Chadian Health Workers Strike for Payment of Salaries and Against IMF-inspired measures

Keywords : Chad

Health workers in Chad commenced an indefinite strike last week. The workers who are members of L’Union des Syndicats du Tchad, le Syndicat National des Enseignants et Chercheurs du Supérieur and la Confédération Indépendante des Syndicats du Tchad are demanding the payment of backlogs of salaries, and suspension of public finance recovery measures in the health sector.

The action has been very successful, despite efforts of the government to discredit it. Services delivery in virtually all healthcare facilities, including the national tertiary hospital, have been largely halted. As a humanitarian gesture, though, skeletal services are provided in the accident and emergency departments of hospitals.

Doctors, nurses, health technologists, technicians and other workers have not been paid salaries for at least two months. This situation arises partly from the public finance recovery measures of the government, inspired by advice from International Financial Institutions, such as the IMF.

The West African country’s economic growth slowed down with the collapse of oil prices in the global market. GDP growth declined from 6.9% in 2014 to 1.8% last year. Insecurity also poses a challenge. The Boko Haram insurgency in Nigeria spilled over into Chad and other neighbouring countries.

In July, IMF seized on this scenario to recommend “limited spending commitments” to the Chadian government, asking it to “focus on stricter spending controls and enhanced spending efficiency.” Health is however not a commodity; it is a human right.

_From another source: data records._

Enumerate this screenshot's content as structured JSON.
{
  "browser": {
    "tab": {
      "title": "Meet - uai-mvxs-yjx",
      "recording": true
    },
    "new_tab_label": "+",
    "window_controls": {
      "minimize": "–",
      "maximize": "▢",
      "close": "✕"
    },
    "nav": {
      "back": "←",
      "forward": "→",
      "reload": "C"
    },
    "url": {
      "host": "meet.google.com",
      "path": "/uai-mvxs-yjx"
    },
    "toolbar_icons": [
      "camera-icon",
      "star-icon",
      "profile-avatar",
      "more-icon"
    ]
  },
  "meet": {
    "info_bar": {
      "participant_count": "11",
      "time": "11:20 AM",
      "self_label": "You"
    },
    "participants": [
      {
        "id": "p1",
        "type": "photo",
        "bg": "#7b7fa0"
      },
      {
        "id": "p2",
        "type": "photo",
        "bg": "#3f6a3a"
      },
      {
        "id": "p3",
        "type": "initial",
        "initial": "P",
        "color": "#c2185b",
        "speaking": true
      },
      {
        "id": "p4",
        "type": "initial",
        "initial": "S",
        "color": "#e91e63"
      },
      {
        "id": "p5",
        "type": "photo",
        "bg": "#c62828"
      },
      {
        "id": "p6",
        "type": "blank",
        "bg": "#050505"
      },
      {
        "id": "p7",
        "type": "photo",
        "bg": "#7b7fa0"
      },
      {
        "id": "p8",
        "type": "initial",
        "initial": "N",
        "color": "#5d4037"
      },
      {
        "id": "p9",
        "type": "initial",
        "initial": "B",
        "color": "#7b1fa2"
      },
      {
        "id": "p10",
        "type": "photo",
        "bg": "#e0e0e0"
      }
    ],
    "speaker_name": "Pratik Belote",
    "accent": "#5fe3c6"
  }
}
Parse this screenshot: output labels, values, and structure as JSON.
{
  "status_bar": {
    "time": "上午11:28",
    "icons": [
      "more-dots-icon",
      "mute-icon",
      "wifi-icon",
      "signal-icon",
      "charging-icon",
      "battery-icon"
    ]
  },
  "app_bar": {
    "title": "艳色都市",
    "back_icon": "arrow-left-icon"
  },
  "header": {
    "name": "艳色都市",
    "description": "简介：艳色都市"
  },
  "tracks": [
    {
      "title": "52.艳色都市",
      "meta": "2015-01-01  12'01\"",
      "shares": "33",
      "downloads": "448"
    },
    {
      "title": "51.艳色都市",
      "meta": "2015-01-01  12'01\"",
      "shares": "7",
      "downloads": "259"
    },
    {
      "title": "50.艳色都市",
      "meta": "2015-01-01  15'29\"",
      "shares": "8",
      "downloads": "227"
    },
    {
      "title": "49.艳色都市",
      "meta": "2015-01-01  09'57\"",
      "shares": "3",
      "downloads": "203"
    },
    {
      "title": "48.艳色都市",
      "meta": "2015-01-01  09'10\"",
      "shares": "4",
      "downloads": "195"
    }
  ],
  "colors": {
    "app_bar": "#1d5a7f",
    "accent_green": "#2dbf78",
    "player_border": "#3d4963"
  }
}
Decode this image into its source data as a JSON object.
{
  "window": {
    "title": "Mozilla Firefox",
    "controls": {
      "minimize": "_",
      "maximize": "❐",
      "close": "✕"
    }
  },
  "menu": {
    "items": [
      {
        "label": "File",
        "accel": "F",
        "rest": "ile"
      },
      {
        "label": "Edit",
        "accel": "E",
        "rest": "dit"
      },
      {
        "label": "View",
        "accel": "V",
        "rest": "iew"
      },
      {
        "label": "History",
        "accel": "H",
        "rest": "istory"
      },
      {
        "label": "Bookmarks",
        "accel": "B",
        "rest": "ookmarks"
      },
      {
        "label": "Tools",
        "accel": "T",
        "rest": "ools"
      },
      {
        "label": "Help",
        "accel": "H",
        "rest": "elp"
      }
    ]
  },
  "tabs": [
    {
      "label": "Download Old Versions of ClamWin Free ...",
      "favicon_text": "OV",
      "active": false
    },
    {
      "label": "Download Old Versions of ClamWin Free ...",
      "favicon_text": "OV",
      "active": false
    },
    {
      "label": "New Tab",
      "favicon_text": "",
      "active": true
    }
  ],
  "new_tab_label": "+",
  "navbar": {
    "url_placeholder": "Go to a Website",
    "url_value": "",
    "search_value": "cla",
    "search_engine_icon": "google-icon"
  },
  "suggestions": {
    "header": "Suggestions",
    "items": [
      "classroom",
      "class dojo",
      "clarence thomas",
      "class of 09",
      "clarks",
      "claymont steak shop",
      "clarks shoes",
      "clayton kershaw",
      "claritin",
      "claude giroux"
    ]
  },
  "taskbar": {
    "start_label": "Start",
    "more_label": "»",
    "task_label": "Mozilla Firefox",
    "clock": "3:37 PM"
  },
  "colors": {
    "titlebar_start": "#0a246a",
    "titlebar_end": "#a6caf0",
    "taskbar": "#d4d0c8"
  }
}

It requires adequate funding, which includes the payment of health workers’ salaries as, and when due.

Chad’s economy grew at an exponential rate after oil became its major export earner in 2003. From an average of 3% annual GDP growth in the 1990s, average GDP growth rate from 2001 to 2013 was about 7%. But the main beneficiaries of this were a few persons within government or closely associated to them.

Poverty is still very prevalent, with poverty indices that are abysmal, even compared to other sub-Saharan African countries. The country is ranked as the seventh poorest worldwide in the United Nations Human Development Index. Reforms which limit the funding of public healthcare delivery will only make a terrible situation worse for millions of pauperised Chadians.

Curbing corruption and steeped progressive taxation would help expand the needed revenue base for funding public services and making life better for the teeming mass of poor people in the urban and rural areas of Chad. It would also contribute to building a more inclusive society.

The struggle of health workers in the country is thus of immense significance. It is for decent work and social justice.